Supply chains slowly eliminating conflict mineralsRecent findings by the Enough Project revealed that large companies are beginning to rid their supply chains of conflict minerals such as tin, tungsten and gold. 

These conflict minerals are essential components in many electronic devices such as computers and cellphones. They are naturally found in regions like Central Africa, especially the Democratic Republic of Congo. These minerals are valuable to businesses and bring in large profits, meaning there is competition over who controls and sells them. This competition has resulted in violence and human rights crises as armed groups attempt to control mining areas, but some business are beginning to make efforts to find new sources for these materials.

Large consumer electronics companies like Apple, Intel and Hewlett-Packard are now carefully monitoring where their minerals come from. A section of the Dodd-Frank Wall Street Reform and Consumer Protection Act addressed this sourcing issue and requires companies that get their minerals from the DRC to inform the Securities and Exchange Commission on the actions they take to ensure conflict minerals are not being used.

Forbes reported that several companies and investors encouraged the SEC to form strong rules that will provide businesses with a clear idea of what to do and make sure the law is effective.

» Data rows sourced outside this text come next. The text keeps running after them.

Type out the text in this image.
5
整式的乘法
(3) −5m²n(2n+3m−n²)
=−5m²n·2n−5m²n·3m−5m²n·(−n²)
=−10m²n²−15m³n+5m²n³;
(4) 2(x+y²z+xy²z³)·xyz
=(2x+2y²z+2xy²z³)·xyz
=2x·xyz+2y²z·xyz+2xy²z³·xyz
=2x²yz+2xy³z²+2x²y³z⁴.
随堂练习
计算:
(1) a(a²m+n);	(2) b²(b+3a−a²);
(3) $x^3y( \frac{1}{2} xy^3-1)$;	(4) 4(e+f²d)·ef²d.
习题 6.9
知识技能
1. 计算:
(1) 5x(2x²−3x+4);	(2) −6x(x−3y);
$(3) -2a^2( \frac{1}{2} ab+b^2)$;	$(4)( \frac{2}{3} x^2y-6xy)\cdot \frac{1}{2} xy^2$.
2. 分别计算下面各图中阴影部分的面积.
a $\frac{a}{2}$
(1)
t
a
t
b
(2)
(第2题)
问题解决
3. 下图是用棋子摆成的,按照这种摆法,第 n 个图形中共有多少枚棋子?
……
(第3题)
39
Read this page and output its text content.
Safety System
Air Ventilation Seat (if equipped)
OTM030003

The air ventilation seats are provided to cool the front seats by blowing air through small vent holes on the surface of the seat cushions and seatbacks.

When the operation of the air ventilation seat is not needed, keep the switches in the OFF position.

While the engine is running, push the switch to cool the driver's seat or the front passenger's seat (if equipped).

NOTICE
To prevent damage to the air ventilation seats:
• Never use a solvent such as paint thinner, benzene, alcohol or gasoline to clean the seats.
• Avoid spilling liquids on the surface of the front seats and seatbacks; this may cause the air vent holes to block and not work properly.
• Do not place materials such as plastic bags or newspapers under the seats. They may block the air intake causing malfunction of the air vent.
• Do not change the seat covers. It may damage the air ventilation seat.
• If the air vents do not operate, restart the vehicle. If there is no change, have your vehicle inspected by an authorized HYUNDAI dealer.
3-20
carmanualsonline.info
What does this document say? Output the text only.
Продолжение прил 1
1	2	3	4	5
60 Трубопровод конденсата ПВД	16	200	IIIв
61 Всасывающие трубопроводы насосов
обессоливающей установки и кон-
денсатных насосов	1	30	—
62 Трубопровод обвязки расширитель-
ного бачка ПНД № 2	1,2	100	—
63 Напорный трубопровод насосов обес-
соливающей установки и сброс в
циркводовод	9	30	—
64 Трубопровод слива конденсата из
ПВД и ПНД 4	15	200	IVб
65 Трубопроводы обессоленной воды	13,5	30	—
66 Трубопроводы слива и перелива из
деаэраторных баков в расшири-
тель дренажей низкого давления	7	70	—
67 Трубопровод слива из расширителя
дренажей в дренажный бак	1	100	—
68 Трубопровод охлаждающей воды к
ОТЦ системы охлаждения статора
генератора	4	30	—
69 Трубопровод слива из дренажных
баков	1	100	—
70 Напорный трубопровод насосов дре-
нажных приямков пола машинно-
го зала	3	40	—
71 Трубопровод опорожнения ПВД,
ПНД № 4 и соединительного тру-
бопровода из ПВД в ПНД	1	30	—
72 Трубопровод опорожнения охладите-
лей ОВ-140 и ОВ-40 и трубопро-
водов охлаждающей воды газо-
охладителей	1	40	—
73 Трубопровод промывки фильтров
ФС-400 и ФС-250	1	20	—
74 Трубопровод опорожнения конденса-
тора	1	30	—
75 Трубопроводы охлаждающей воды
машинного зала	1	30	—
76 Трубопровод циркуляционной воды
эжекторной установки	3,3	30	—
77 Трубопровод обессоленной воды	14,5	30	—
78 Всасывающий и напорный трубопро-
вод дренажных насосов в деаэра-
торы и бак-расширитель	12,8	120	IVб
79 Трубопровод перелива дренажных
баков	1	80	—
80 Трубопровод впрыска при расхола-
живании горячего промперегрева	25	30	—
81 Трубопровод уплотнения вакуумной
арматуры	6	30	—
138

Aside from electronics, other industries also contribute to the sourcing of conflict minerals. The automotive, jewelry, mining and industrial machine industries tend to use these controversial natural minerals, the Enough Project reported. The Project did mention that these industries are beginning to take action and halt the purchase of such supplies because of the Dodd-Frank legislation.

In addition to being required by law to examine their sourcing, increased consumer activism has also led companies to employ strategic sourcing techniques to avoid these conflict minerals, the Enough Project stated on its survey results.

The Enough Project began ranking companies on their attempts to rid supply chains of conflict minerals in 2010. Most companies listed have improved their scores over time; though, some have not taken steps to improve their sourcing as much as others.

The Enough Project says its goal is not to stop mineral sourcing from the DRC completely, but rather to ensure the minerals being purchased from the area do not support armed rebel groups that contribute to human rights abuses.

"A handful of companies are helping Congo develop a clean trade, but some companies are taking a hands-off approach to instruct their suppliers to not buy minerals from Congo and the region," the group said. "This approach helps cut off armed groups but leaves mining communities in Congo behind."